= Tirulokanathar Temple, Thakkalur =

Hindu Temple in Puducherry

Tirulokanathar Temple is a Hindu temple dedicated to Shiva, one of the main deities of Hinduism. It lies in Thakkalur in Puducherry, India.

==Vaippu Sthalam==
This temple is one of the shrines of the Vaippu Sthalams, built by Tamil Saivite Nayanars Appar and Sundarar.

==Presiding deity==
The presiding deity in the garbhagriha, represented by the lingam, is known as Tirulokanathar. The Goddess is known as Dharmasamvardhini. Earlier they were called Svetharanyar and Anandavalli.

==Specialities==
Lord Shiva can be found in many places.
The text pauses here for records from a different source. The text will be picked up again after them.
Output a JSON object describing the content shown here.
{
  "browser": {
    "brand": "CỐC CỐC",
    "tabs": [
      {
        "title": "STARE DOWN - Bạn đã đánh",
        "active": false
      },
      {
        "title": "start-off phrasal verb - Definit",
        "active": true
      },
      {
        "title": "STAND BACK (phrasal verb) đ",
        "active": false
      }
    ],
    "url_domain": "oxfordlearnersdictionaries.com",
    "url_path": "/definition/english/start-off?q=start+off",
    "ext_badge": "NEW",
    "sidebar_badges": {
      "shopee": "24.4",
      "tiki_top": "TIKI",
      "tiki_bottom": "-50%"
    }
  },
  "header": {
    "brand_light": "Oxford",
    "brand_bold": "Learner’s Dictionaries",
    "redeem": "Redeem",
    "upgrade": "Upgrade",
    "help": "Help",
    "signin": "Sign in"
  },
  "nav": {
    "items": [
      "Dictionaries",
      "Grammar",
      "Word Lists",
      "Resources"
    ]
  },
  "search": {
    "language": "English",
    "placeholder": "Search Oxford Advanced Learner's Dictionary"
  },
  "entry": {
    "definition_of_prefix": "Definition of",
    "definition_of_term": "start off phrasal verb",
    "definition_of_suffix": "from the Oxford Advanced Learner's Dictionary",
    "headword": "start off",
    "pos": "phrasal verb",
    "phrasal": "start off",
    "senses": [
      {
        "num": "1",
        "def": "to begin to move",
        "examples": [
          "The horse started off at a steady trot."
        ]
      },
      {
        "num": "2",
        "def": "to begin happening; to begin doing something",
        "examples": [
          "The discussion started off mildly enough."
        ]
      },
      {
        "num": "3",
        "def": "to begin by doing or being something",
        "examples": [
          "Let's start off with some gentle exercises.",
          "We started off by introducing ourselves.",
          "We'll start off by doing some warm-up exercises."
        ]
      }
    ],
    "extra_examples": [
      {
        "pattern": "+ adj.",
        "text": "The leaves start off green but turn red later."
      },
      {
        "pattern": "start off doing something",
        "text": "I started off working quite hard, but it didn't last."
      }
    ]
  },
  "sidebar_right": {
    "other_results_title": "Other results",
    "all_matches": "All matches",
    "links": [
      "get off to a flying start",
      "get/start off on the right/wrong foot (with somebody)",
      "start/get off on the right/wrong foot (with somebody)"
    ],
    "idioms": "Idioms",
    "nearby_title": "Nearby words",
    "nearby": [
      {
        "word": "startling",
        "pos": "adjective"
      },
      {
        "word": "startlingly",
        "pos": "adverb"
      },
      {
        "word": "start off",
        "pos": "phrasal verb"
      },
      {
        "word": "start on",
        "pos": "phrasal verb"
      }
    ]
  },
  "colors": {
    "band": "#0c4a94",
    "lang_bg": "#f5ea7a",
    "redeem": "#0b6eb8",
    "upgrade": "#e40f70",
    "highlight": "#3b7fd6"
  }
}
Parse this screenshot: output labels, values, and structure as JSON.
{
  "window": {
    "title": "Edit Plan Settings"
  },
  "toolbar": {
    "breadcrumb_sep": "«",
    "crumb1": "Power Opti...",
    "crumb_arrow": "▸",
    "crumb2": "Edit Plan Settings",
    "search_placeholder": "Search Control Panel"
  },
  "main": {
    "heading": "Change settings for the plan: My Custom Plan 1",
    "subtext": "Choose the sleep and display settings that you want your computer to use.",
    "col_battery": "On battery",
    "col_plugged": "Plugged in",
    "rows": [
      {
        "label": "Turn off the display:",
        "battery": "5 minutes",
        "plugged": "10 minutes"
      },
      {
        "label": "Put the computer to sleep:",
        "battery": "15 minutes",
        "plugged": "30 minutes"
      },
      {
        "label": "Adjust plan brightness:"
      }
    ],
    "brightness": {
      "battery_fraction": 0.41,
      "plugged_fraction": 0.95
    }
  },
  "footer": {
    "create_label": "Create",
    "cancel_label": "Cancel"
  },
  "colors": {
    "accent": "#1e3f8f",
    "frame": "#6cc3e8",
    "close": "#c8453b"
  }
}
Among them are Idaimaruthu, Engoi, Ramacheram, Innambar, Emaperur, Thakkalur, Thalayalankadu, Kodumudi, Courtallam, Kollamputhur, Kottaru, and Kadambandurai.

==Architecture==
The temple does not have rajagopura. It has an entrance and a compound wall. After entering from the east outer prakara, nandhi and bali peeta are found. Through the inner entrance, the garbhagriha of the presiding deity can be reached. It faces east, while the Goddess faces south. The temple is renovated . The shrine of Nataraja, known as Nataraja Sabha is also there. In the corner of the front mandapa, Bhairava and Chandra and in the outer prakara, Vinayaka, Visvanathar and Gajalakshmi are found.